Dear Friends,
It is Christchurch Heritage Week again, and the extensive programme sponsored by Beca and promoted by the City Council is in full swing. There are many good opportunities to learn more about the history and the people of our settlement. In the widely distributed brochure, S. Michael’s is represented with a full-page photo of our belfry. Unfortunately the Fr Burton Centenary Seminar which is advertised opposite has had to be cancelled because of the move of the Diocesan Synod meeting to the same day, Saturday 30 October. Throughout the week we are trying to keep our church open, and today our Sung Mass is a celebration of ‘heritage’.
‘Heritage’ is not just about old buildings. It is about everything that we have received and that we pass on: everything in our history, environment and culture.
Faith perspectives are therefore very relevant, and Christian faith perspectives no less than others. For each of us the basic questions of identity are to do with our ‘heritage’, knowing and accepting ourselves as a ‘gift’ of God to be nurtured and developed and eventually to be given back to God. Applying this attitude to others, and indeed to everything that is a given part of our experience, gives meaning to the living of our life.

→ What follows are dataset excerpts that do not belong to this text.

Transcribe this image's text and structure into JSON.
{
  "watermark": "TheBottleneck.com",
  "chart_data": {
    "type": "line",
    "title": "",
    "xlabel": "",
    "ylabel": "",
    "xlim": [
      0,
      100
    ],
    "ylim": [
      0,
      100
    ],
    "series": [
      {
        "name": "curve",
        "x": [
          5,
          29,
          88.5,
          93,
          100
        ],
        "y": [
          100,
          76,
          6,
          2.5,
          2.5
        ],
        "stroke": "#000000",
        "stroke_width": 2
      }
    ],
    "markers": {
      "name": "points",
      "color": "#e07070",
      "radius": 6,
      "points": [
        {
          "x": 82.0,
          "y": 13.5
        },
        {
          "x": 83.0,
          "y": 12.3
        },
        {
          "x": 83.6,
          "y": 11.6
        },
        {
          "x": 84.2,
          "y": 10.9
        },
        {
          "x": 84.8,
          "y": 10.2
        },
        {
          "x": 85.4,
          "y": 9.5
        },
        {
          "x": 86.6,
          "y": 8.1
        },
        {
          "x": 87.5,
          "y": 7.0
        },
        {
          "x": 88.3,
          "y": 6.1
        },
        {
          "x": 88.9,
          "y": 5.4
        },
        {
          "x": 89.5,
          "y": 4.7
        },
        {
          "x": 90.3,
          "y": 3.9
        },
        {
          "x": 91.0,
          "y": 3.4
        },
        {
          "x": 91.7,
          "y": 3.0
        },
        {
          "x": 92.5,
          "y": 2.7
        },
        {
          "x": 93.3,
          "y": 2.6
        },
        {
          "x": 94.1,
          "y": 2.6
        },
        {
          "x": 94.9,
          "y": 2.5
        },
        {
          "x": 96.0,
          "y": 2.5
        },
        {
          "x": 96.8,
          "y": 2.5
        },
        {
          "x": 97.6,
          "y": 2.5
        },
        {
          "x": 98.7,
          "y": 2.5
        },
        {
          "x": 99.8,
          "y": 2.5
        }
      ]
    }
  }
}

The saints and heroes of faith are people whom we can admire for what they have managed to do with who they are. They are truly heroes of heritage, their grace-filled lives joyfully received and lovingly passed on. And in Jesus Christ we see uniquely a life received from and given back to God in perfect trust. We also see the likely cost of such a life.

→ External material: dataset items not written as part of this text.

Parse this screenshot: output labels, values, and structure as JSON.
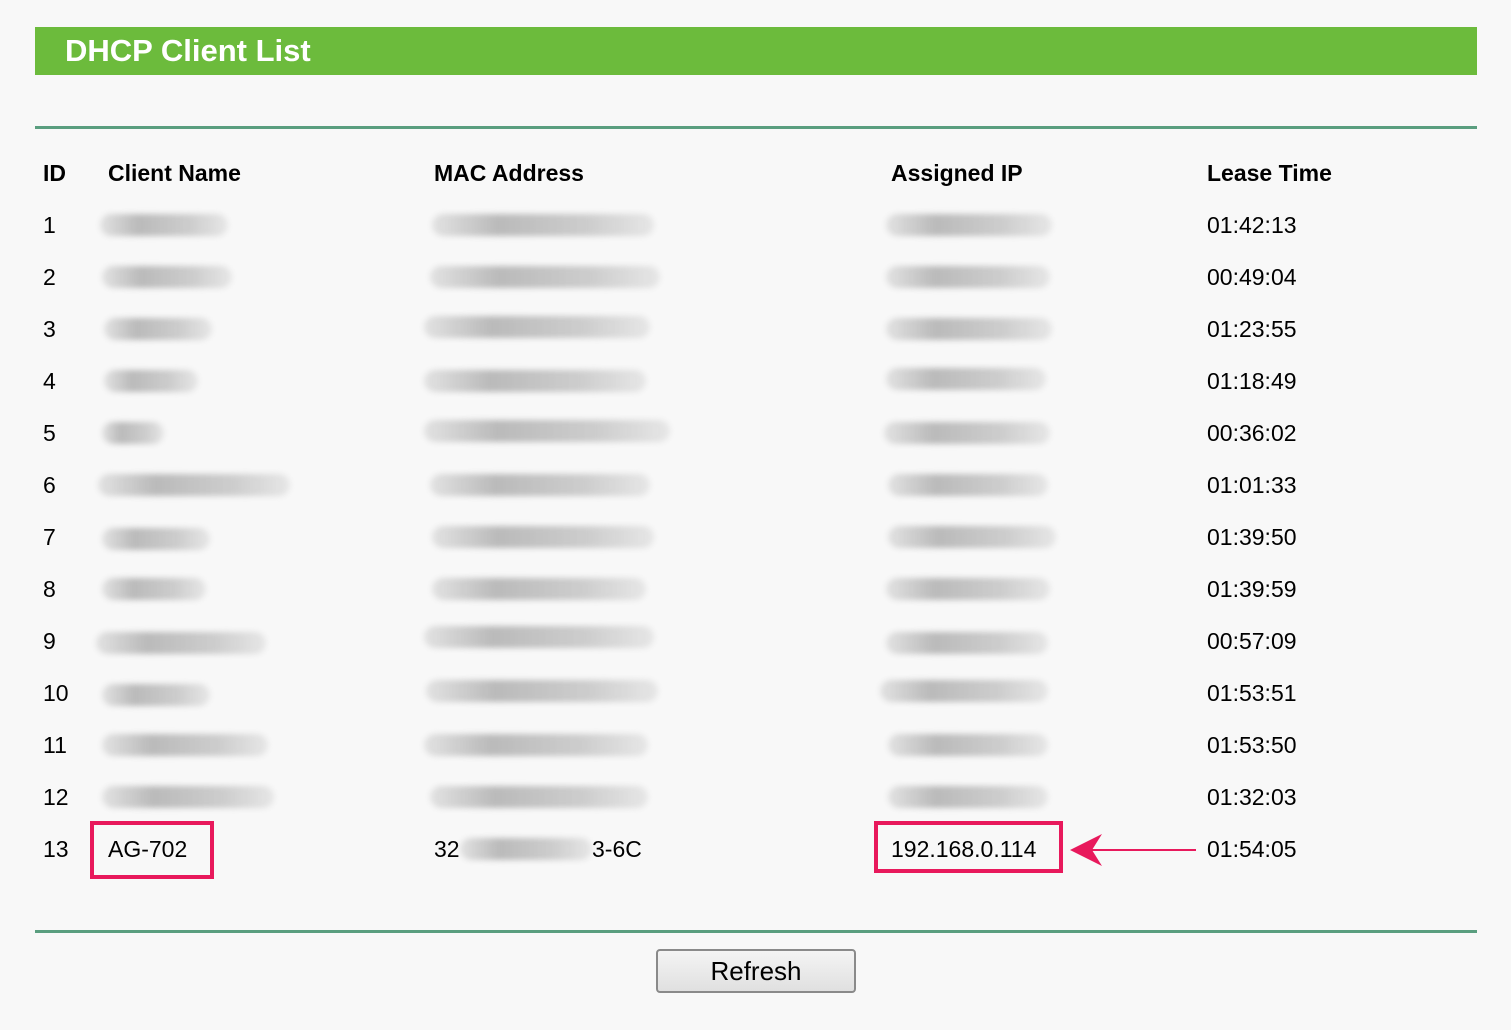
{
  "title": "DHCP Client List",
  "columns": {
    "id": "ID",
    "client_name": "Client Name",
    "mac_address": "MAC Address",
    "assigned_ip": "Assigned IP",
    "lease_time": "Lease Time"
  },
  "rows": [
    {
      "id": "1",
      "lease_time": "01:42:13"
    },
    {
      "id": "2",
      "lease_time": "00:49:04"
    },
    {
      "id": "3",
      "lease_time": "01:23:55"
    },
    {
      "id": "4",
      "lease_time": "01:18:49"
    },
    {
      "id": "5",
      "lease_time": "00:36:02"
    },
    {
      "id": "6",
      "lease_time": "01:01:33"
    },
    {
      "id": "7",
      "lease_time": "01:39:50"
    },
    {
      "id": "8",
      "lease_time": "01:39:59"
    },
    {
      "id": "9",
      "lease_time": "00:57:09"
    },
    {
      "id": "10",
      "lease_time": "01:53:51"
    },
    {
      "id": "11",
      "lease_time": "01:53:50"
    },
    {
      "id": "12",
      "lease_time": "01:32:03"
    },
    {
      "id": "13",
      "client_name": "AG-702",
      "mac_prefix": "32",
      "mac_suffix": "3-6C",
      "assigned_ip": "192.168.0.114",
      "lease_time": "01:54:05"
    }
  ],
  "refresh_label": "Refresh",
  "colors": {
    "title_bar": "#6cbb3c",
    "rule": "#5a9e7f",
    "highlight": "#e8195c"
  }
}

It is for this reason that at Mass, week by week or day by day, we offer ourselves as honestly as possible, and we put our trust in the loving God whom we find in the liturgy of word and altar. We look to be transformed by the death and resurrection of Jesus Christ; receiving Christ’s body, we become his Body.
Next Sunday we shall celebrate the festival of All Saints, and then on the Tuesday following, the Solemnity of All Souls. Please help us prepare accurate lists of names of the departed to be remembered on that occasion.
At its meeting on Tuesday, the Vestry will consider making a gift on our behalf to the Bishop’s Thanksgiving Appeal for Haiti, where she has personal church contacts. I am suggesting that we make an equal gift to a local post-earthquake need as well. It would be good to add any contribution you may wish to make personally. Please use the envelopes provided today, and leave them in the offertory plate or at the office.